A Wish For A Wash. Syrah
Several weeks ago, I prattled on and on about cool-climate syrahs (Feb. 5, 2009). I tasted a bunch of them from around the world and with few exceptions thought they were the bee’s knees.
What is a cool-climate syrah? They are syrahs from cool climates. OK, you knew that. Why do we care? These tend to be delicious wines with the intensity of a syrah (or shiraz, if you prefer), but with the delicacy and tart fruit flavors of a pinot noir. They are distinct from their more full-bodied, higher-alcohol, jammy, warm-climate brethren.
I tasted nearly 30 wines, but listed only one from Washington State. I could have easily chosen all the wines from this Northwestern winemaking region, which has made great strides with its merlots, but seems to have latched on to syrahs as well with great success.
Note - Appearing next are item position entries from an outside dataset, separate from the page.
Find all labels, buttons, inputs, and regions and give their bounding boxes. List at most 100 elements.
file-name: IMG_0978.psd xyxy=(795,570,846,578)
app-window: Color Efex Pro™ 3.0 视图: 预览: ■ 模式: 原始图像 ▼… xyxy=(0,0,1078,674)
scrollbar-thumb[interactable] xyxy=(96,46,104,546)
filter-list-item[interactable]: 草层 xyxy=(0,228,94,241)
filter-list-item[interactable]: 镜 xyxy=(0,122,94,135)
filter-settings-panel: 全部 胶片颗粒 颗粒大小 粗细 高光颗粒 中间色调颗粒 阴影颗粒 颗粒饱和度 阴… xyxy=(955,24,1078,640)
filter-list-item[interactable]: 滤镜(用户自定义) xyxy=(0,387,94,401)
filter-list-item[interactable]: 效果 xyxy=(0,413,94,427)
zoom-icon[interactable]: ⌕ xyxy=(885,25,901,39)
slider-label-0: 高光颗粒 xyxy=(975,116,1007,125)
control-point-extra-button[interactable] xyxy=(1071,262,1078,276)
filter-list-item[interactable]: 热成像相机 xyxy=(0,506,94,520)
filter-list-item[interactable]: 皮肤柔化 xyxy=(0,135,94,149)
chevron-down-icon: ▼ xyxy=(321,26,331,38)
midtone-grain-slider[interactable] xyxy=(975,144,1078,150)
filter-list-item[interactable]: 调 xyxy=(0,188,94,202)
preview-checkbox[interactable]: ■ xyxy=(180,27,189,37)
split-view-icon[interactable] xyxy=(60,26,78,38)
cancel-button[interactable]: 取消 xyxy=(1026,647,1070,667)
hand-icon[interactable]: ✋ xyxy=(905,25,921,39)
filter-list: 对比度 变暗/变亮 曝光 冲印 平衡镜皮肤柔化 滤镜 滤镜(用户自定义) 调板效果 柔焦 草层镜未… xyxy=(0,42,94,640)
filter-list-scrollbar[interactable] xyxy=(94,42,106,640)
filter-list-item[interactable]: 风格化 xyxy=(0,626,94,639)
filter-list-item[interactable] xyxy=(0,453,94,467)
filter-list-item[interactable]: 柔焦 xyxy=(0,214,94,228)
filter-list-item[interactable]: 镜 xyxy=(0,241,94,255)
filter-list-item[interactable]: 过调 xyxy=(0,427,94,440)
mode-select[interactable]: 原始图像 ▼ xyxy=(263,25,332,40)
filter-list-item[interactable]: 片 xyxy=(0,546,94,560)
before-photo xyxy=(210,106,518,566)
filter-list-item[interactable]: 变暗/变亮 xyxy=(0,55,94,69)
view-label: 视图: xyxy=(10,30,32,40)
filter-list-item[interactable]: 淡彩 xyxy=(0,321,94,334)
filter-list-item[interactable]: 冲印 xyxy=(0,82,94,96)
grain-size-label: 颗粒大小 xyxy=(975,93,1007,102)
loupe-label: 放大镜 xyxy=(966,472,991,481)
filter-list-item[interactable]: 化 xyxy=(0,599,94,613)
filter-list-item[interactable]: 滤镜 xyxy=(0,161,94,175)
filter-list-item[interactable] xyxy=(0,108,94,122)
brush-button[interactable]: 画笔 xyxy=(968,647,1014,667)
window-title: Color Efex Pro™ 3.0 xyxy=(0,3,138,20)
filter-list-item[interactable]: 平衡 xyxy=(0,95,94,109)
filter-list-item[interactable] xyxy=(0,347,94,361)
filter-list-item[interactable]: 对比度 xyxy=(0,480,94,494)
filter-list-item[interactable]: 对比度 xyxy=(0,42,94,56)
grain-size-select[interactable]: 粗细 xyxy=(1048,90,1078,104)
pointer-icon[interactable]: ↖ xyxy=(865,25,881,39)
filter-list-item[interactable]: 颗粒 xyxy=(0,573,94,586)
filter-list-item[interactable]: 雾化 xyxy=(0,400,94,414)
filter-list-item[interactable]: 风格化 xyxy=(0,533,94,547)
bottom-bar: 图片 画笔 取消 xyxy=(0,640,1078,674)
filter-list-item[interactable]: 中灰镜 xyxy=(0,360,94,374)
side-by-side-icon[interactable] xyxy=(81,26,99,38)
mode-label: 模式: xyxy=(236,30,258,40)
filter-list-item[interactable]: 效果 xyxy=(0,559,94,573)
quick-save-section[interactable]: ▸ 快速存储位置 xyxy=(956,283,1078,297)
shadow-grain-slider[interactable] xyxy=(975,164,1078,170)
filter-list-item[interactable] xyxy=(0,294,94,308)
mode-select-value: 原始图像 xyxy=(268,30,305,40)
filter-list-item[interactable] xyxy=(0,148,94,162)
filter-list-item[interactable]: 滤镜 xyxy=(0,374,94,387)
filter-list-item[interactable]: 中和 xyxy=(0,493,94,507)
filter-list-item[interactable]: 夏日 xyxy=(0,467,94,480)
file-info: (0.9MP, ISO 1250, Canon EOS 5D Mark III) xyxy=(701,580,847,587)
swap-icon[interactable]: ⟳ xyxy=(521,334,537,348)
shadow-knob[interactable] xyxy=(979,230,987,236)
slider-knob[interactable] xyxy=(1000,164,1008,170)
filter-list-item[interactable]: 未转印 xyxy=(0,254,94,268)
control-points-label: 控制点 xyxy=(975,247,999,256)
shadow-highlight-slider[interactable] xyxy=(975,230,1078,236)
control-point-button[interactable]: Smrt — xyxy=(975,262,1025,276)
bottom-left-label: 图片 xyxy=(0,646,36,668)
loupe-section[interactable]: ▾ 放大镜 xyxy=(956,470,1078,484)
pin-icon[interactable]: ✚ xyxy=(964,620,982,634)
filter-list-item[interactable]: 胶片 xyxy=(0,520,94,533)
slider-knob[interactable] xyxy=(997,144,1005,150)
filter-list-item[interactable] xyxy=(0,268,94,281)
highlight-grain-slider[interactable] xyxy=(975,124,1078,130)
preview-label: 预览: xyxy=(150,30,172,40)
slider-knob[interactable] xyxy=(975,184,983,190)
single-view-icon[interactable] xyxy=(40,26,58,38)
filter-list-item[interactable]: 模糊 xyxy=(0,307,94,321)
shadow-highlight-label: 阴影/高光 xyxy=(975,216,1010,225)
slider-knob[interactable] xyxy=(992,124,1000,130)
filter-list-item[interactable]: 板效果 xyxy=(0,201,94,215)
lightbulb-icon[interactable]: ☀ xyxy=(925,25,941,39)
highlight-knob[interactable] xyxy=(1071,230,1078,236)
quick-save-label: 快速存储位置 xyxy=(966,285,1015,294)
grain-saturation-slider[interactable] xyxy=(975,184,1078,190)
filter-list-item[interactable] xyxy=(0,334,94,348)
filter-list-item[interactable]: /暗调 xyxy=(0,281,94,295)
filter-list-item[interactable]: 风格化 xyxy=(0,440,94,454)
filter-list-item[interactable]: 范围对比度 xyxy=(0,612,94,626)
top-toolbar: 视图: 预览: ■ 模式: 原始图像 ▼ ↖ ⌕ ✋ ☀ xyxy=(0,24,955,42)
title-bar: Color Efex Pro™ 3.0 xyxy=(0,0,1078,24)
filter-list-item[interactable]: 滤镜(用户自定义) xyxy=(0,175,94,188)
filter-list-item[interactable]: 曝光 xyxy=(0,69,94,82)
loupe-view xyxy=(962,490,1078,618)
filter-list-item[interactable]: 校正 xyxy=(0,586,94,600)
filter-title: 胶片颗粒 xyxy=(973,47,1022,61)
I chose the Cadaretta for today’s wine pick, but might as well be the syrahs from Milbrandt or Snoqualmie as they were richly flavored with bright flavors of dark berries and plums. They also screamed to be served with food.
So if you can’t find the Cadaretta, ask your wine shop guy or gal for a cool-climate syrah. Or better yet, take a peek at the growing Washington State sections of a wine retailer or wine list near you.
2006 Cadaretta Syrah, Columbia Valley, Wash.

• $33
• Two Thumbs Up
• Rich, smoky aromas with notes of black cherry and violets. Complex and full-bodied but light on its feet. Lots of rich flavors of ripe, dark berries and plums but with enough acidity to counterbalance the fruit.